Pinstripes Holdings is being delisted from the New York Stock Exchange just more than one year after it went public in the first place.
The bowling-and-bocce “eatertainment” restaurant chain on Friday said that it would not appeal an effort by the New York Stock Exchange to delist its shares, trading of which had been suspended earlier in the week.
The Northbrook, Illinois-based company had apparently broken a rule requiring companies to maintain a market capitalization of at least $15 million for 30 consecutive days. Pinstripes’ market capitalization was $7.9 million as of Friday.
The company announced the delisting as it announced an agreement with Oaktree Capital Management to provide a $7.5 million loan to enable the company to fund operations. Oaktree had been an existing lender of the company, and as part of a recapitalization of Pinstripes will become majority equity holder.
Oaktree will then elect Pinstripes’ board of directors, and existing stockholders will retain their interest in the company.
The move comes amid mounting problems for the company, which operates 18, mostly large-scale venues ranging from 25,000 to 38,000 square feet. The company’s chief financial officer, Tony Querciagrossa, stepped down last month. And the chain has struggled with weakening sales, including a 7.7% same-store sales decline in the company’s fiscal third quarter ended Jan. 5.

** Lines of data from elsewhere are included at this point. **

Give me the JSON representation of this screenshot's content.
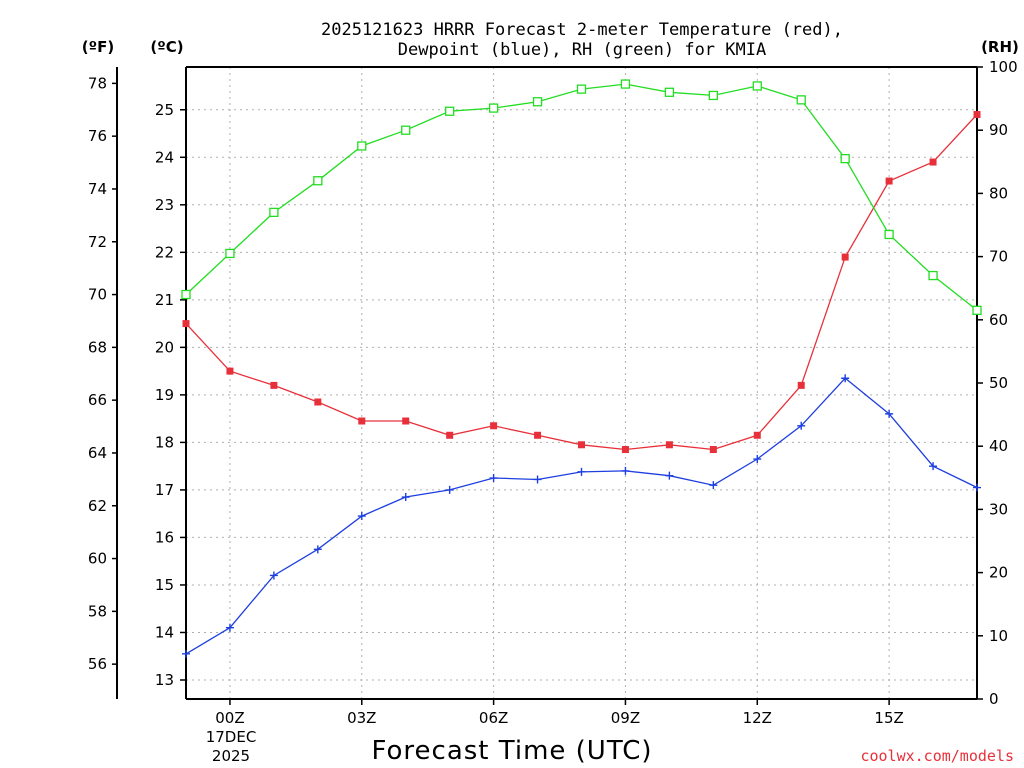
{
  "chart_data": {
    "type": "line",
    "title_line1": "2025121623 HRRR Forecast 2-meter Temperature (red),",
    "title_line2": "Dewpoint (blue), RH (green) for KMIA",
    "xlabel": "Forecast Time (UTC)",
    "unit_f": "(ºF)",
    "unit_c": "(ºC)",
    "unit_rh": "(RH)",
    "date_line1": "17DEC",
    "date_line2": "2025",
    "watermark": "coolwx.com/models",
    "x_hours": [
      -1,
      0,
      1,
      2,
      3,
      4,
      5,
      6,
      7,
      8,
      9,
      10,
      11,
      12,
      13,
      14,
      15,
      16,
      17
    ],
    "xlim": [
      -1,
      17
    ],
    "x_ticks": [
      {
        "h": 0,
        "label": "00Z"
      },
      {
        "h": 3,
        "label": "03Z"
      },
      {
        "h": 6,
        "label": "06Z"
      },
      {
        "h": 9,
        "label": "09Z"
      },
      {
        "h": 12,
        "label": "12Z"
      },
      {
        "h": 15,
        "label": "15Z"
      }
    ],
    "ylim_c": [
      12.6,
      25.9
    ],
    "ylim_rh": [
      0,
      100
    ],
    "y_ticks_c": [
      "13",
      "14",
      "15",
      "16",
      "17",
      "18",
      "19",
      "20",
      "21",
      "22",
      "23",
      "24",
      "25"
    ],
    "y_ticks_f": [
      "56",
      "58",
      "60",
      "62",
      "64",
      "66",
      "68",
      "70",
      "72",
      "74",
      "76",
      "78"
    ],
    "y_ticks_rh": [
      "0",
      "10",
      "20",
      "30",
      "40",
      "50",
      "60",
      "70",
      "80",
      "90",
      "100"
    ],
    "grid": true,
    "series": [
      {
        "name": "Temperature",
        "unit": "C",
        "color": "#e8303a",
        "marker": "filled-square",
        "values": [
          20.5,
          19.5,
          19.2,
          18.85,
          18.45,
          18.45,
          18.15,
          18.35,
          18.15,
          17.95,
          17.85,
          17.95,
          17.85,
          18.15,
          19.2,
          21.9,
          23.5,
          23.9,
          24.9
        ]
      },
      {
        "name": "Dewpoint",
        "unit": "C",
        "color": "#1e3fe0",
        "marker": "plus",
        "values": [
          13.55,
          14.1,
          15.2,
          15.75,
          16.45,
          16.85,
          17.0,
          17.25,
          17.22,
          17.38,
          17.4,
          17.3,
          17.1,
          17.65,
          18.35,
          19.35,
          18.6,
          17.5,
          17.05
        ]
      },
      {
        "name": "RH",
        "unit": "%",
        "color": "#22dd22",
        "marker": "open-square",
        "values": [
          64,
          70.5,
          77,
          82,
          87.5,
          90,
          93,
          93.5,
          94.5,
          96.5,
          97.3,
          96,
          95.5,
          97,
          94.8,
          85.5,
          73.5,
          67,
          61.5
        ]
      }
    ]
  }
}
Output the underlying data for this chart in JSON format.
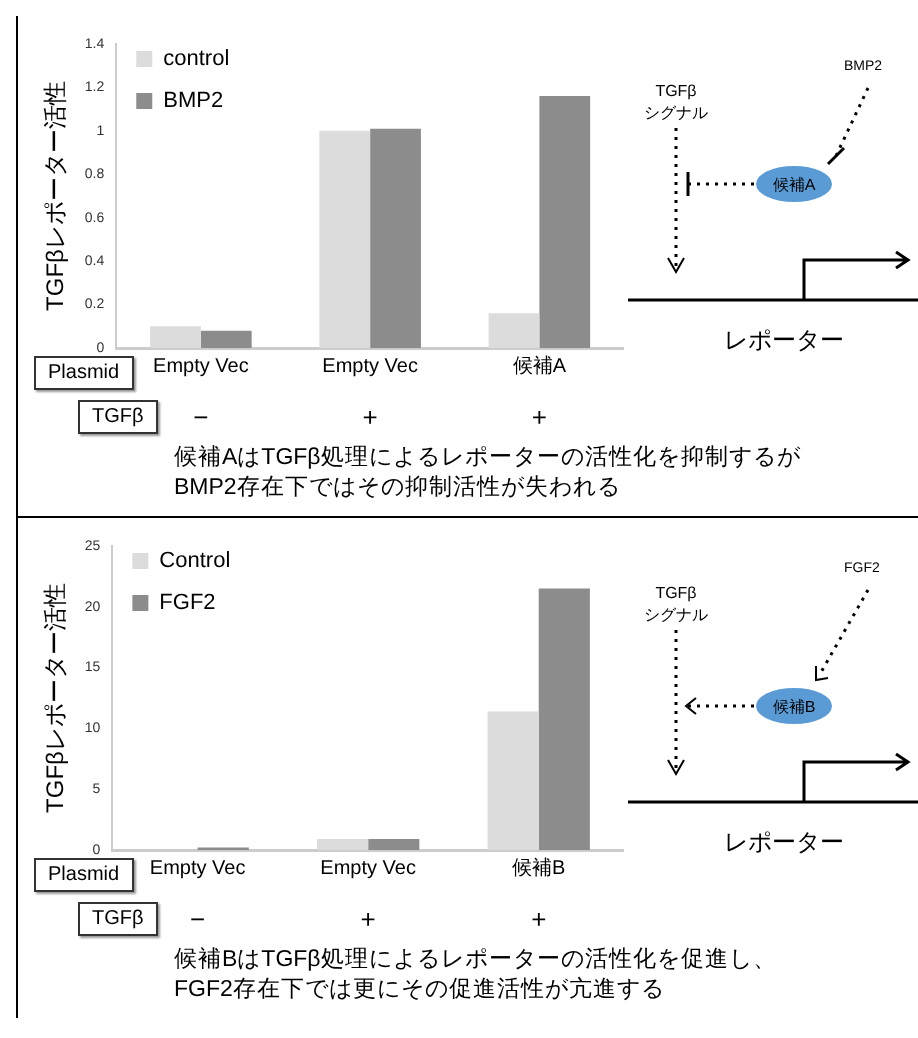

According to a federal securities filing, Pinstripes was not in compliance with various loan covenants, notably the ratio of debt-to-EBITDA, or earnings before interest, taxes, depreciation and amortization. Pinstripes had reached multiple amendments to its loan agreements earlier this year.
The company had $85 million in long-term debt as of Jan. 5, according to regulatory filings. It also had nearly $99 million of operating lease liabilities.
Pinstripes reported an $8 million loss in the company’s third quarter, or 19 cents per share. It reported a loss of $27.4 million in the first three quarters of the fiscal year. The company in September warned of staff cutbacks.
The company’s delisting and sales challenges come as consumers have slowed spending at food-and-games concepts recently. The golf-and-food chain Topgolf is being spun out from its parent company, Topgolf Callaway Brands, and recently laid off workers at corporate headquarters.
Same-store sales at Dave & Buster’s, meanwhile, have fallen seven straight quarters and CEO Chris Morris recently resigned.
Generally speaking, a delisting is a tough step for public companies as it restricts trading, which can make it difficult for them to raise capital from investors. Pinstripes’ delisting, however, was particularly quick: It went public in late 2023 as part of a $70 million merger with the special purpose acquisition company (SPAC) Banyan Acquisition Corp.